Jonathan Wells in his book Icons of Evolution made the claim that many current biology textbooks use distorted pictures of vertebrate embryos to convince students that vertebrates share a common ancestor. (Wells) However, this statement has been heavily criticized by many scientists who have reviewed his book as being misleading in some cases and false in others. [1] [2]

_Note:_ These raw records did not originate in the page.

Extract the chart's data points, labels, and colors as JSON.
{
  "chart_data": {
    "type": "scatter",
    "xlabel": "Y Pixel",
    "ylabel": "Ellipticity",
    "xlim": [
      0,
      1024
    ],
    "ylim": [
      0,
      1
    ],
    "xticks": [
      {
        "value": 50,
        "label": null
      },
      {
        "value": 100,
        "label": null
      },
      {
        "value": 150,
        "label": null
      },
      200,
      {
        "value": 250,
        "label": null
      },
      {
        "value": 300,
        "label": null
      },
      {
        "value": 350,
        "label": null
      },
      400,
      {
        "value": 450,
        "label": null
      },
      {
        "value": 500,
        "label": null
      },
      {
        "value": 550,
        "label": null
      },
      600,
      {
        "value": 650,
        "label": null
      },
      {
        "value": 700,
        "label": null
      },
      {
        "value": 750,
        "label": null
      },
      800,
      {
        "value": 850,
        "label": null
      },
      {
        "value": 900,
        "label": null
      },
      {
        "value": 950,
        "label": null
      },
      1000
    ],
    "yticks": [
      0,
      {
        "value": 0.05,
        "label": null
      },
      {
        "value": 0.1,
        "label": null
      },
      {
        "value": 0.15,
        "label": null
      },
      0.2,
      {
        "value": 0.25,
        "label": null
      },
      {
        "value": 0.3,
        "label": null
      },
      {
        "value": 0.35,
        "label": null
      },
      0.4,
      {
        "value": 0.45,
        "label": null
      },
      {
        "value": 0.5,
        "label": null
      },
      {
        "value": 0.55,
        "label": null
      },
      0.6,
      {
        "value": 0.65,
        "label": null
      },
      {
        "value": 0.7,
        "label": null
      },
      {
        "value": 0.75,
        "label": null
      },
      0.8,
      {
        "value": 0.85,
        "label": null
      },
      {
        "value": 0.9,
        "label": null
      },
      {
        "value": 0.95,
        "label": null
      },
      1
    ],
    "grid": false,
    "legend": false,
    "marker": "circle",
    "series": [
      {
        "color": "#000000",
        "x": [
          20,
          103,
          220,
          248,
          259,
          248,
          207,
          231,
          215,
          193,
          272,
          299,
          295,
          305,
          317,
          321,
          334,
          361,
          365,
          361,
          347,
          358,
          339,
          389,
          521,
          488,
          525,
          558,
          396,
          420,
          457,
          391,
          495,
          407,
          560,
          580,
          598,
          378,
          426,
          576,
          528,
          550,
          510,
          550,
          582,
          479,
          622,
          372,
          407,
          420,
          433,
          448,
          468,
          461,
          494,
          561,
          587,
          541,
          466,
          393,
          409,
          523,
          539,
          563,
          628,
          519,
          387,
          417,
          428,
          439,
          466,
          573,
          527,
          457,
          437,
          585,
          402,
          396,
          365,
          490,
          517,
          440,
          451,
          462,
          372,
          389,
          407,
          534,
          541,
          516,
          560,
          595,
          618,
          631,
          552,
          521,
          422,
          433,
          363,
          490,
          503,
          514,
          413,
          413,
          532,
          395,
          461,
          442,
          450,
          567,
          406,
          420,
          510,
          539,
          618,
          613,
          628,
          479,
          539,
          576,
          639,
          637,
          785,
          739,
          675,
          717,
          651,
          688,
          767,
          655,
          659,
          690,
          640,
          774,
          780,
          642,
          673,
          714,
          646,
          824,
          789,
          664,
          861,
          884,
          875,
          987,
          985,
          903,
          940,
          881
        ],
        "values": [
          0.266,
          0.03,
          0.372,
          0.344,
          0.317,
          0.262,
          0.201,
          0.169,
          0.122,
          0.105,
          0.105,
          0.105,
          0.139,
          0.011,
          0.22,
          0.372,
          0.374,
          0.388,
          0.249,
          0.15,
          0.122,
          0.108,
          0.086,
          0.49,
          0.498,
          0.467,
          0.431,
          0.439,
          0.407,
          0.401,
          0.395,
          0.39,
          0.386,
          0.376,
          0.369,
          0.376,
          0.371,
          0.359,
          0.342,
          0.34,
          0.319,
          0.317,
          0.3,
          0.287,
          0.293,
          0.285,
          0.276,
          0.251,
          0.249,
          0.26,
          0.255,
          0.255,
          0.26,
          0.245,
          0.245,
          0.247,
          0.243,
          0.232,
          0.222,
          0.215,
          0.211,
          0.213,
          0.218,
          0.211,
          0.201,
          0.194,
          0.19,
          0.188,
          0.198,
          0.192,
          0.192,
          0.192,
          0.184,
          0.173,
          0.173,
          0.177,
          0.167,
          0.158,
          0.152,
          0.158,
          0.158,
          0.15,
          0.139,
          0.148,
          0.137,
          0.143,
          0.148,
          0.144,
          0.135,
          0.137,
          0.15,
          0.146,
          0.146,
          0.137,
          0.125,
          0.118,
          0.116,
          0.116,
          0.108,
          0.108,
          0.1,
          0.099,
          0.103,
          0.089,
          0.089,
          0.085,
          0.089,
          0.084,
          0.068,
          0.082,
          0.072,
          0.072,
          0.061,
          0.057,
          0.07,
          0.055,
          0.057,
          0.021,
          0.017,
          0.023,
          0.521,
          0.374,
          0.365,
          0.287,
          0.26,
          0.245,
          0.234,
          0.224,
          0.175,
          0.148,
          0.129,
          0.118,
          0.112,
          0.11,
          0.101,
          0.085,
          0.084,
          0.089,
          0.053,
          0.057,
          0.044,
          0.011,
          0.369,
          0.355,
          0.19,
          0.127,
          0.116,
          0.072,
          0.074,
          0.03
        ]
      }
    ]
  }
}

However, Noted evolutionist Stephen Gould wrote the following regarding Ernst Haeckel's work in a March 2000 issue of Natural History:

"Haeckel’s forceful, eminently comprehensible, if not always accurate, books appeared in all major languages and surely exerted more influence than the works of any other scientist, including Darwin…in convincing people throughout the world about the validity of evolution... Haeckel had exaggerated the similarities [between embryos of different species] by idealizations and omissions. He also, in some cases — in a procedure that can only be called fraudulent — simply copied the same figure over and over again.…Haeckel’s drawings never fooled expert embryologists, who recognized his fudgings right from the start. Haeckel’s drawings, despite their noted inaccuracies, entered into the most impenetrable and permanent of all quasi-scientific literatures: standard student textbooks of biology... Once ensconced in textbooks, misinformation becomes cocooned and effectively permanent, because…textbooks copy from previous texts.... [W]e do, I think, have the right to be both astonished and ashamed by the century of mindless recycling that has led to the persistence of these drawings in a large number, if not a majority, of modern textbooks!"[1]